C’è, insomma, lungo tutto il tragitto filmico, una costante allusione all’imponderabile e al rimosso, al differito e all’indiziale che rende Un semplice incidente tutt’altro che semplice e tutt’altro che incidentale nelle forme di configurazione del potere e delle sue perversioni. Si pensi all’ultima situazione epifanica messa in scena, ovvero quando Eghbal viene condotto, calata ormai la sera, su una collina vicino a Teheran e interrogato da Vahid e Shiva, a preludio della sua esecuzione o della sua liberazione. Ripreso una seconda volta in primo piano, grazie a un altro long take di dodici minuti, legato a un albero e bendato, illuminato dalla luce rossa dei freni del furgone (le stesse luci avevano illuminato il suo volto quando aveva osservato il cane agonizzare all’inizio del film), l’uomo finalmente cede alle pressioni e alle insistenze della coppia e ammette le sue colpe. Se avviene una sorta di contrappasso che rende indistinguibili vittime e carnefici, ciò dipende non dal contenuto dell’inquadratura (la sua confessione), ma dal suo rimosso, in quel fuoricampo infinito di torture e abusi che grava sui protagonisti e che forse Pascal Bonitzer avrebbe definito come un «campo cieco». Commentando un altro film incentrato su un mostro, Lo squalo (Jaws, Usa, 1975) di Steven Spielberg, il critico francese definisce «lo spazio off, il campo cieco [ovvero] tutto ciò che brulica all’esterno o sotto la superficie delle cose» (Bonitzer, 1982, p. 96) e che rappresenta «il punto d’orrore» di un’immagine, perché «acceca» chi guarda, fa paura perché non si vede, producendo inquietudine, desiderio e una minaccia latente. Ecco, di fronte a questa infinita e spossante confessione, per usare le parole già citate di Lang, lo spettatore si trova costretto «a elaborare i raccapriccianti dettagli» di ogni violenza fatta e subita dai protagonisti «secondo la propria immaginazione». E ne resta fatalmente implicato.

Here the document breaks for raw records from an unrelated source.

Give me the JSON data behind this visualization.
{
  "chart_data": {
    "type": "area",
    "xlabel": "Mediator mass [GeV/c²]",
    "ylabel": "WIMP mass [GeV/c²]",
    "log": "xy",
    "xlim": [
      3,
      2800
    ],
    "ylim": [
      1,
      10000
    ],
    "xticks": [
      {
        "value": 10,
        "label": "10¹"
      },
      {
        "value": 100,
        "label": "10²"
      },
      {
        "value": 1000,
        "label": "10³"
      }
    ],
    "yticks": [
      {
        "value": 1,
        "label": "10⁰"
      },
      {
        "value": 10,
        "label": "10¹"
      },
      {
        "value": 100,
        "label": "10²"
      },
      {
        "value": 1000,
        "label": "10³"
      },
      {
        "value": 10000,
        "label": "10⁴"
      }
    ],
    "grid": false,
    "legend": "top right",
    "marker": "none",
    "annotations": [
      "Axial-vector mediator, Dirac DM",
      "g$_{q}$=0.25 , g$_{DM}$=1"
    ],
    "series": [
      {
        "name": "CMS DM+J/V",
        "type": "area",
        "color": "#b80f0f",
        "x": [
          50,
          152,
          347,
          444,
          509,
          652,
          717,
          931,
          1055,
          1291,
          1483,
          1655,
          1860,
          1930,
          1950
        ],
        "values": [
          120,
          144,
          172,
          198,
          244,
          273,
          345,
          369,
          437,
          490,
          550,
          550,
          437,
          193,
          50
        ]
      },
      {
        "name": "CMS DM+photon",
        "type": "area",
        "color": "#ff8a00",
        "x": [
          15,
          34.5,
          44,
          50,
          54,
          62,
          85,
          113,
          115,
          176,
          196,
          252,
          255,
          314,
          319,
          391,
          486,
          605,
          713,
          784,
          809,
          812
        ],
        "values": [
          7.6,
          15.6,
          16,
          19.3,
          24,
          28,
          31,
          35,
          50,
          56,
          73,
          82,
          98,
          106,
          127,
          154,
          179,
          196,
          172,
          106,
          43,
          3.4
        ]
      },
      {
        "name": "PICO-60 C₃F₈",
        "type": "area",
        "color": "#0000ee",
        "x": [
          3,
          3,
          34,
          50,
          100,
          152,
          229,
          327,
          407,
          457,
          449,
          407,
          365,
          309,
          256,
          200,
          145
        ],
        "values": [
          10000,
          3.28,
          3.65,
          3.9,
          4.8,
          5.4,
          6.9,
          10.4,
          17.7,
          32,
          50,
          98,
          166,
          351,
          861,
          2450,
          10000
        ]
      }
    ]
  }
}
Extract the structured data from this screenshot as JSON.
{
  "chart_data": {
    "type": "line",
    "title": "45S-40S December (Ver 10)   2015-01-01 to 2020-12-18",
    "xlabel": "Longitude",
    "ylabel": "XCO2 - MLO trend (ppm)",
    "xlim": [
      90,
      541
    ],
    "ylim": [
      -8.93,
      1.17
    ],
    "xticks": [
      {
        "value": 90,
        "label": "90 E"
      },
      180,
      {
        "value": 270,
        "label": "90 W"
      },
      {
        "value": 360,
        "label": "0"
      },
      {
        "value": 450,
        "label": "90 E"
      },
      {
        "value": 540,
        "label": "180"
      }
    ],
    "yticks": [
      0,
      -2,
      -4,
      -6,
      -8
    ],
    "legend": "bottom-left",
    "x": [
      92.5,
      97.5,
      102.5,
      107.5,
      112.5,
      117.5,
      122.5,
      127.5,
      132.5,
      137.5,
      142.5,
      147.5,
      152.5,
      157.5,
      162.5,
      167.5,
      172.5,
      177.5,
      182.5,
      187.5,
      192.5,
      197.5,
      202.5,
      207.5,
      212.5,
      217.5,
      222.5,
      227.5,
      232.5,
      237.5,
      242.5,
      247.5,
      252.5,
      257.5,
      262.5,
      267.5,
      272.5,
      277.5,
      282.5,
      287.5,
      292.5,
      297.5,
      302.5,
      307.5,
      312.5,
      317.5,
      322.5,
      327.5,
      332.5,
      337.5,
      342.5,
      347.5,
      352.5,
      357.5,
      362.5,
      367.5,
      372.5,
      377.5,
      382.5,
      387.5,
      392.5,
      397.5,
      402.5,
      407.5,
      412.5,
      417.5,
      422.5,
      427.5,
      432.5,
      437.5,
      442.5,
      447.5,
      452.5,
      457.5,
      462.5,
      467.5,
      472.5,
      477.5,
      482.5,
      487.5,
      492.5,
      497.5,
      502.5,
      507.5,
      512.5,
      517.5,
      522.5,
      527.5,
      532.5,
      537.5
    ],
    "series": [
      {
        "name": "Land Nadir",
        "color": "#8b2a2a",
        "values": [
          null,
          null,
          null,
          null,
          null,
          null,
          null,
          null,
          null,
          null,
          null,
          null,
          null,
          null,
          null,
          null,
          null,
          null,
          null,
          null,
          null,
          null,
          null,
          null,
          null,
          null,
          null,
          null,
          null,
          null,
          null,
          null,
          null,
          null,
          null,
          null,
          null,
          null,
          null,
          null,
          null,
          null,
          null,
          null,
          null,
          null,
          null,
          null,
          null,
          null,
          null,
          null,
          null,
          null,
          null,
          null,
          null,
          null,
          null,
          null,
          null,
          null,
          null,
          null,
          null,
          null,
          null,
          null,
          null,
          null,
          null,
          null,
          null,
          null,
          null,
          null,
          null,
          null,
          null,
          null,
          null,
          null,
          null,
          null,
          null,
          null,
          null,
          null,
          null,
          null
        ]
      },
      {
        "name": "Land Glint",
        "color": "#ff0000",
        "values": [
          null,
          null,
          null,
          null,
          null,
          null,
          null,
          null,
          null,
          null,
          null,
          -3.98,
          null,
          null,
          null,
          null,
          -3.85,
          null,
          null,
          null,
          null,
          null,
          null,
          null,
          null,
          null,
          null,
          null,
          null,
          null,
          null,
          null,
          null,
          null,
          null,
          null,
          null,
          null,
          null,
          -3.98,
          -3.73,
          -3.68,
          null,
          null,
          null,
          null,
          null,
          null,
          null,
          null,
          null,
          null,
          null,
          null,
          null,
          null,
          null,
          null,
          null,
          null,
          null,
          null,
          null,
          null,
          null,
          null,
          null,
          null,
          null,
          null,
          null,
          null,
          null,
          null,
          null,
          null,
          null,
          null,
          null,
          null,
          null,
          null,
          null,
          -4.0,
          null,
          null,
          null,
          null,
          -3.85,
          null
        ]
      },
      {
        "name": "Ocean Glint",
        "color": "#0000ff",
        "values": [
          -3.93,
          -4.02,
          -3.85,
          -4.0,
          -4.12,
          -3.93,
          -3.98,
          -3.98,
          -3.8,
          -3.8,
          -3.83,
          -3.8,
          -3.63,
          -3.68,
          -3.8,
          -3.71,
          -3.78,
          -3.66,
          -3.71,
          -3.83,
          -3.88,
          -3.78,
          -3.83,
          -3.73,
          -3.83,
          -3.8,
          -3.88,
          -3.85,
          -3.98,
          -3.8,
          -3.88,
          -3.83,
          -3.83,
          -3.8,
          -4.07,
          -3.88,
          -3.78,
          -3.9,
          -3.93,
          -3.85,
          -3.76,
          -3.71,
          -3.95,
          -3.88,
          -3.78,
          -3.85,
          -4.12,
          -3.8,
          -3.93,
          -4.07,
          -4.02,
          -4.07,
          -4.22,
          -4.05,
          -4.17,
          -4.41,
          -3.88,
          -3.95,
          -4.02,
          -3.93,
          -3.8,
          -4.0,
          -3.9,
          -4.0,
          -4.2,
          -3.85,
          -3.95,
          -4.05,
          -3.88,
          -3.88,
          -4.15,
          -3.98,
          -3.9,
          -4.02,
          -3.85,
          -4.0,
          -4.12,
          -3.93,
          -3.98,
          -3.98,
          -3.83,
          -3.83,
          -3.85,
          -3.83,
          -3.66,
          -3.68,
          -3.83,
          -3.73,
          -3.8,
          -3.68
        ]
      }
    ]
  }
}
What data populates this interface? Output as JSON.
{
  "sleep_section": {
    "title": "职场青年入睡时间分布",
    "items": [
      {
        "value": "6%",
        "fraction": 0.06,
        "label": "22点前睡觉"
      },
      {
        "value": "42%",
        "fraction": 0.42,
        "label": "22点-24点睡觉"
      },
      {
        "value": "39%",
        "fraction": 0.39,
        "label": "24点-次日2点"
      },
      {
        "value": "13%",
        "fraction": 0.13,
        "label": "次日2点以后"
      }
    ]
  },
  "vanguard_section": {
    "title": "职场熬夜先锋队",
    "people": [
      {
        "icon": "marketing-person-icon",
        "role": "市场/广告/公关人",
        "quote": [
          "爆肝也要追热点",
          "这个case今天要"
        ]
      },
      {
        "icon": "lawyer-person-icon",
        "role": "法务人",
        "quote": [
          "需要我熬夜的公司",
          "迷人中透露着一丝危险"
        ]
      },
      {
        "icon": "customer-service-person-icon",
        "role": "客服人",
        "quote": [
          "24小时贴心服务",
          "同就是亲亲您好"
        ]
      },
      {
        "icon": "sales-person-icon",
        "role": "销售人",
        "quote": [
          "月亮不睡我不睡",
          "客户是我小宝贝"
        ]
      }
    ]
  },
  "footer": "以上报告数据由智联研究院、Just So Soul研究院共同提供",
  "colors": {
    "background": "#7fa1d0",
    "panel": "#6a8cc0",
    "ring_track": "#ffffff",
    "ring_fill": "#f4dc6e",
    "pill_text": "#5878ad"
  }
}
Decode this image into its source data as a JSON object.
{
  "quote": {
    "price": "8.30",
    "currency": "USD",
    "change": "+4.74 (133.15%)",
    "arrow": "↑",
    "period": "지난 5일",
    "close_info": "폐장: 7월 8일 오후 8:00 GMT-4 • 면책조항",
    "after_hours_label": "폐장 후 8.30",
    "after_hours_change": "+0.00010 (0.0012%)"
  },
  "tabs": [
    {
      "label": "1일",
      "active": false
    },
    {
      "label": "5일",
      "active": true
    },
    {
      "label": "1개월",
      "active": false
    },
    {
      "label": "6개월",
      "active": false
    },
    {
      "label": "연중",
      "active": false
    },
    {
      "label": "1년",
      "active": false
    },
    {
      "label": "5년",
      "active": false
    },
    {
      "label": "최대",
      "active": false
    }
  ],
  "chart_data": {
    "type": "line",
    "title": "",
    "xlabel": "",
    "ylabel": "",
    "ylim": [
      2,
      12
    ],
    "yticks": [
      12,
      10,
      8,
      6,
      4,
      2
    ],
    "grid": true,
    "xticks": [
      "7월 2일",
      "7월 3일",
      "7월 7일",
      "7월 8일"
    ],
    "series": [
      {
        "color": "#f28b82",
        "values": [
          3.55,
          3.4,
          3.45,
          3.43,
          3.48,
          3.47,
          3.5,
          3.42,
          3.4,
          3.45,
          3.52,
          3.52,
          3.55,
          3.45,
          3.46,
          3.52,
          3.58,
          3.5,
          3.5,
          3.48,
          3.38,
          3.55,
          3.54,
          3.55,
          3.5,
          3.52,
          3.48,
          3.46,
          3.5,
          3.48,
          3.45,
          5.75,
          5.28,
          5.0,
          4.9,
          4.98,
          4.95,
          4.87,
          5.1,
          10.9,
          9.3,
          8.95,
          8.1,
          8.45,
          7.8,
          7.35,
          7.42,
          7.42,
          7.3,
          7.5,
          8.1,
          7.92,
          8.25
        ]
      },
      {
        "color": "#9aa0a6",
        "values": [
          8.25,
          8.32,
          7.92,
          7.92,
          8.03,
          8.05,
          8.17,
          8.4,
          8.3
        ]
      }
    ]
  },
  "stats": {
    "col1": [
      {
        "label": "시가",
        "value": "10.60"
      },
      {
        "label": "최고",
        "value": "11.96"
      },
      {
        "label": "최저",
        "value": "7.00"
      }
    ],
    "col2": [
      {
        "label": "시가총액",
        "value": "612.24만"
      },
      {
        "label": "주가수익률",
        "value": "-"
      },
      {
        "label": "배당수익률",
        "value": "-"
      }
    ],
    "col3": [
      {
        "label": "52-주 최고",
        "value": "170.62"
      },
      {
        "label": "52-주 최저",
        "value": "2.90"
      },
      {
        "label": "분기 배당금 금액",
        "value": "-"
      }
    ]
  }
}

Chiudo sottolineando come quest’ultima opera di Panahi vada in sostanziale controtendenza rispetto alla sua più recente filmografia. Da This Is Not a Film (In film nist, Iran, 2011), a Taxi Teheran (Taxi, Iran, 2015), da Tre volti (Se rokh, Iran, 2018)al più recente Gli orsi non esistono (Khers nist, Iran, 2022), egli aveva messo in scena la propria condizione di regista dissidente, sotto controllo o sotto processo, assumendo su di sé, o meglio sul proprio corpo esposto davanti alla macchina da presa, il principio di visibilità da cui il cinema non può prescindere se intende raccontare il presente. Un semplice incidente sceglie invece di compiere una sorta di passo indietro, se non altro perché lavora per sottrazione e allusività, ma anche perché sembra recuperare «nostalgicamente» una serie di elementi espressivi che hanno caratterizzato la narrazione per immagini nella sua stagione classica e moderna e che non sempre si ritrovano nei film contemporanei. Affidarsi all’invisibile, all’assente, all’ombra, all’immaginario, insomma a tutta la forza espressiva del fuoricampo, non è solo un modo efficace per evocare gli aspetti più pervasivi e coercitivi di un potere in atto, ma è anche un modo per tornare a fidarsi del carattere intimamente teorico del film, quello più impalpabile e dunque più bisognoso di analisi e ponderazione. Un semplice incidente è, in altri termini, un film che sarebbe piaciuto a un’intera generazione di studiosi, da Bonitzer a Marc Vernet, da Noël Burch a Stephen Heath, da Jacques Aumont a Michel Chion, proprio perché dimostra una fiducia «cieca» nelle possibilità salvifiche del cinema.

Riferimenti bibliografici
J. Aumont, L’immagine, Lindau, Torino 2007.
P. Bonitzer, Le champ aveugle : Essais sur le réalisme au cinéma, Cahiers du cinéma, Parigi 1982.
N. Burch, Prassi del cinema, Il Castoro, Milano 2000.
L.H. Eisner, Fritz Lang, DaCapo Press, New York 1976.
M. Vernet, Figure dell’assenza. L’invisibile al cinema, Kaplan, Torino 2008.
V. Zito, Visioni di contrabbando: il cinema inarrestabile di Jafar Panahi, Digressioni Editore, Milano 2020.